Responding to China’s Monopoly, U.S. Creates Rare Earths Institute

— January 18, 2013

Source: DOEDespite international outcry and an investigation by the World Trade Organization, China still controls at least 95% of the world market for rare earth elements – a group of 17 chemically related elements that are used in a variety of high tech applications including electric vehicles, wind turbine blades, smartphone displays, and missile guidance systems.  At the end of 2012, China actually said it would further restrict exports, in defiance of international trade groups and governments of heavy rare-earth using nations, like the United States and Japan.

Responding to the demand for diverse supplies of these strategic elements, the U.S. Department of Energy is establishing a Critical Materials Institute.  Based in Ames, Iowa, the new institute, one of five Energy Innovation Hubs set up by DOE around the country, will use a DOE grant of $120 million over 5 years to “develop solutions to the domestic shortages of rare earth metals and other materials critical for U.S. energy security,” according to a statement.

One focus will be to “eliminate the need for materials that are subject to supply disruptions.”  Translation: come up with new materials that serve the same purposes as rare earths, but are not controlled by China.

Japanese automakers have scored some early successes in that effort.  According to a roundup by Asahi Shimbun, Honda plans to recycle rare earth components from nickel-metal hydride batteries used in hybrid cars, and Panasonic has instituted a similar recycling program for home electric appliances.  TDK Corp. has developed a magnet with the rare earth element dysprosium painted onto the surface, rather than blended into the magnetic material itself, achieving the same effect.  In possibly the most significant development, in early 2012, Reuters reported that Toyota “has developed a way to make hybrid and electric vehicles without the use of expensive rare earth metals, in which China has a near monopoly.”  No specifics were given.

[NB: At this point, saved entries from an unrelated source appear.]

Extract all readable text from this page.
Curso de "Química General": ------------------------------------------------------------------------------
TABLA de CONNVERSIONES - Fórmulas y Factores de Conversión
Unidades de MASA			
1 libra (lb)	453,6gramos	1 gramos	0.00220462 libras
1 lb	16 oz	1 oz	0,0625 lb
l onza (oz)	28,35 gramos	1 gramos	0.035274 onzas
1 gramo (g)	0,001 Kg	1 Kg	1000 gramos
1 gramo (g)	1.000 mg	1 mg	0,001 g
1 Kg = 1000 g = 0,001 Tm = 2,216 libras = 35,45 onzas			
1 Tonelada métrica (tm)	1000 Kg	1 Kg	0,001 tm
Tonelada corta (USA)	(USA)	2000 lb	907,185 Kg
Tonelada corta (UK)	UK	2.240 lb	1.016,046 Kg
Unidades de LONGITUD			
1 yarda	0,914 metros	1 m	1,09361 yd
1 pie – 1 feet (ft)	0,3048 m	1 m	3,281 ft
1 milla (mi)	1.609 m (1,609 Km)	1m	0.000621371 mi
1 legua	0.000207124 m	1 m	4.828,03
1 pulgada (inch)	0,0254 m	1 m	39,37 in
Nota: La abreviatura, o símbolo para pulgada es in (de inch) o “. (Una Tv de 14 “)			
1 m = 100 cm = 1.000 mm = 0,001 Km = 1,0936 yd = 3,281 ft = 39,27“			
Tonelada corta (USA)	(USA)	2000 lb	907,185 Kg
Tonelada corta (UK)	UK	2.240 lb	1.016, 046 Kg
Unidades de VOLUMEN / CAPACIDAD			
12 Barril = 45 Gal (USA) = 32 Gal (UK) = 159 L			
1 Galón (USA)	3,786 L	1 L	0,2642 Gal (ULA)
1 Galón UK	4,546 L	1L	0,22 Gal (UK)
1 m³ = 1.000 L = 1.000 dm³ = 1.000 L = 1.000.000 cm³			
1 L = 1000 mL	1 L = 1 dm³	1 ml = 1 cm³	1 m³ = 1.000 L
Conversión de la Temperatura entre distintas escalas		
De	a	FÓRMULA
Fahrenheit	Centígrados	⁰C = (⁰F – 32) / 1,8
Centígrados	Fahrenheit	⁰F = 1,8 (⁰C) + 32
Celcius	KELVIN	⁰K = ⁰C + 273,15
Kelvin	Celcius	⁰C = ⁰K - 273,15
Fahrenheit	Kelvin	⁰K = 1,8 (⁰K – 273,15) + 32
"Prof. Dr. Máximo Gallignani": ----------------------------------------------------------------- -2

Around 60% of China’s rare earths supply goes to Japan, much of it to the major Japanese automakers.

Chinese Takeover

The growing likelihood of recycling and substitution programs has lessened the possibility of a global rare earths shortage – which the new DOE institute is being created to avoid – and has driven prices for lanthanum, cerium, terbium, and other rare earth elements off their record highs of 2011-2012.  That in turn has undermined the strategy of Molycorp, the Denver-based mining company that, in 2011, re-opened the Mountain Pass mine on the Nevada-California border, once the world’s largest supplier of rare earths.  Molycorp’s 2010 IPO was among the most successful public offerings of that year, but its stock has plummeted from its early 2012 highs to below $10 a share.  Molycorp investors lost some $600 million in market capitalization in 2012, the company’s CEO Mark Smith departed under a cloud, and the company is now the subject of a federal investigation into its public disclosures.  Bloomberg News reported in late 2012 that the company is now a likely takeover target – possibly by Chinese interests such as industrial giant Baotou Steel Rare Earth.

All of this turmoil makes the mission of the new Critical Materials Institute murkier, but it doesn’t lessen the need for a U.S. reaction to China’s mercantilist policies regarding its rare earth elements export industry.  Proponents of advanced nuclear power also point to another reason to support U.S. efforts to secure a reliable supply of rare earths: many of the elements are found in monazite, an ore that also carries high concentrations of thorium – the radioactive element that could provide a safer, cleaner, and more abundant alternative to uranium for a new generation of nuclear reactors.

The most direct solution to the international rare earths imbroglio, of course, would be to find new supplies that are economical to recover and process.  In June, Japanese geologists reported that they had found a huge, previously undiscovered rare earths deposit.  The only problem with that is that the deposits are under the ocean, about 1200 miles off the coast of Tokyo.